Salvador García Soto / 24 Horas El Diario sin Límites
Cuando el presidente Felipe Calderón le pide al próximo gobierno, casi en tono de exigencia, que continúe con su misma política de combate al crimen “para que no se pierda todo lo logrado”, no queda claro qué le sugiere a quien resulte su sucesor. ¿Le pide que replique la estrategia de golpear sin ton ni son a los bien armados grupos criminales, para seguir la violencia en que han vivido durante su mandato varios estados? ¿Le pide seguir las mismas tácticas de fuerza que hicieron a un lado la inteligencia financiera y del lavado de dinero para centrarse sólo en el enfrentamiento armado que incrementó el nivel de violencia?
O se
refiere sólo a la decisión de seguir combatiendo al narcotráfico y al crimen,
algo que por lo demás es una obligación constitucional de quien gobierne.

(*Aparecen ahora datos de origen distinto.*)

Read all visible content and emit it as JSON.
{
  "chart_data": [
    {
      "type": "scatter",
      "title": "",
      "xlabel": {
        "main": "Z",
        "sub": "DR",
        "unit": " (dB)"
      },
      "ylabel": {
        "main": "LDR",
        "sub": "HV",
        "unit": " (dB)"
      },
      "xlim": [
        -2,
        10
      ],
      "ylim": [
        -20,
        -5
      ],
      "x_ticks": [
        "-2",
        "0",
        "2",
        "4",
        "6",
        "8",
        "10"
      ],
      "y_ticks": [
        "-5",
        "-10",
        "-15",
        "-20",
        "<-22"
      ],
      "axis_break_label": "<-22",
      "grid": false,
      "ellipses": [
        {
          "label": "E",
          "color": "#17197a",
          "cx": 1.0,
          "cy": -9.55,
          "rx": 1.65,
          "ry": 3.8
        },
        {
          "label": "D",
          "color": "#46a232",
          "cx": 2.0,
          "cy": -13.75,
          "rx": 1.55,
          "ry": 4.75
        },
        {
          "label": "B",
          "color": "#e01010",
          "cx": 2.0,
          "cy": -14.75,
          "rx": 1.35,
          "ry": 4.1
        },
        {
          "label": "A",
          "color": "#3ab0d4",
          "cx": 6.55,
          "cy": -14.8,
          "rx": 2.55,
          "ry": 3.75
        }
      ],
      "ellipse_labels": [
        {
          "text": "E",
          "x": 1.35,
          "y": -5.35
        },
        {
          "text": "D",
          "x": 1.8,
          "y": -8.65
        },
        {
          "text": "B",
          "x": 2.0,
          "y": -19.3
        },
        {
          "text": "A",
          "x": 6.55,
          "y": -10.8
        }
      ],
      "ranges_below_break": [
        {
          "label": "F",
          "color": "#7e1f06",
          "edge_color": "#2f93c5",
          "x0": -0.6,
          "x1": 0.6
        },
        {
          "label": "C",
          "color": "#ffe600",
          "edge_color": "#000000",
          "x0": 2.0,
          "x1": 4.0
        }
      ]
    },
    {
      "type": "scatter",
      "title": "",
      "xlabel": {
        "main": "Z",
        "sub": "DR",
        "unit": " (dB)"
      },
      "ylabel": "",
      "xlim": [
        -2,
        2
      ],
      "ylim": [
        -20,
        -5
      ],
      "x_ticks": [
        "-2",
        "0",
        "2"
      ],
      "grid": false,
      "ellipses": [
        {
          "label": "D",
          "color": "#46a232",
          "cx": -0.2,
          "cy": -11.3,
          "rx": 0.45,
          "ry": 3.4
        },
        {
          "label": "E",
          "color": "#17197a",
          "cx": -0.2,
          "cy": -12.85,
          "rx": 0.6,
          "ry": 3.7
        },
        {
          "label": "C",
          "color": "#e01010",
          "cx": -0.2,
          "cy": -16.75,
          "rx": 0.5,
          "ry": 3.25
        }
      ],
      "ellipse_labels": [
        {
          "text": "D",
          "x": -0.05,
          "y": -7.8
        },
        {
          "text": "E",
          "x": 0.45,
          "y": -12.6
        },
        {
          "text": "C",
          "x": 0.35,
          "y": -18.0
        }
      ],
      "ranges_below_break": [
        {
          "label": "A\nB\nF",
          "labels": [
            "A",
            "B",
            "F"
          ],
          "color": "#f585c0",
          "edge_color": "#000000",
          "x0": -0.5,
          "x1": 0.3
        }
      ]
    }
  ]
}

Porque lo más rescatable de la política calderonista contra las drogas es quizá
esa decisión, y el valor que tuvo para decidir enfrentar el problema, pero no
es para nada recomendable que se siga la misma ruta que tomó Calderón, que se lanzó
a desatar una guerra, literalmente, sin conocer a fondo a su enemigo y sin
saber siquiera cómo estaban las Fuerzas Armadas del Estado para lanzarse a esa
ofensiva.
Es cierto
que, en el camino, el Presidente hizo de la guerra contra el narcotráfico su
bandera casi única y que, lo que empezó como una urgencia de legitimidad en el
origen de su mandato, se volvió después política prioritaria de su gobierno,
una misión con colaboracionismo extranjero y casi una obsesión personal para
Felipe Calderón, y a partir de ahí se aumentaron presupuestos al Ejército y las
Fuerzas Armadas y se les empezó a dotar de mejores armamentos y salarios para
sus tropas.
Pero en
el origen de la guerra que hoy pide continuar a quien lo suceda, Calderón se
precipitó al grado de que, en los altos círculos castrenses, se habla de la
existencia de un informe del Ejército, firmado por el general secretario, en el
que se le explica al Presidente, ante su primera petición de que los militares
salieran a las calles a combatir delincuentes, que no había ni la capacidad, ni
el armamento, ni la capacitación necesaria para involucrar a soldados y
oficiales en una lucha como la que ordenaba el comandante supremo. Pero aun
así, el Presidente tomó su decisión y dio la orden con las consecuencias que
todos conocemos.
¿Algo así
es lo que le pide al nuevo gobierno? O lo que plantea es que no se
cuestionen los “errores” y “daños colaterales” cometidos en esta cruenta
guerra que ha dejado al país ya más de 70 mil muertos. Eso parece subyacer en
el fondo del discurso presidencial que pretender dictar una política
transexenal que evite la revisión de lo que se ha hecho hasta ahora. Porque al
pedir que “no se pierda lo que se ha logrado”, tampoco queda claro que es lo
que se puede rescatar; el saldo final de la guerra del sexenio calderonista aún
está por conocerse.
Si se
mide en los términos oficiales, hablarán de “logros” por la captura de 32 de 37
peligrosos capos o de la extradición de 95 narcos a Estados Unidos; pero si se
mide en términos de la droga que se sigue produciendo y transitando por el
país, a pesar de golpes y decomisos, o de la violencia que generan los grupos
del narcotráfico en regiones enteras, entonces lo logrado es totalmente
debatible.
Sobre
todo, porque el Presidente hizo la petición un día después de la escandalosa
balacera en el aeropuerto de la Ciudad de México, donde murieron abatidos a
tiros tres integrantes de la Policía Federal. Los primeros indicios hablan de
una posible red de infiltración en el cuerpo policiaco que ha sido el modelo de
la guerra calderonista contra el narco, y exhibe lo que siempre se ha sabido:
que el aeropuerto capitalino es uno de los mayores lugares de tráfico de drogas
en México, extrañamente poco tocado en esta guerra, y que ahí operan cárteles
con nombre y apellido como el del Pacífico de Joaquín El Chapo
Guzmán. ¿Eso también lo debe continuar el próximo gobierno?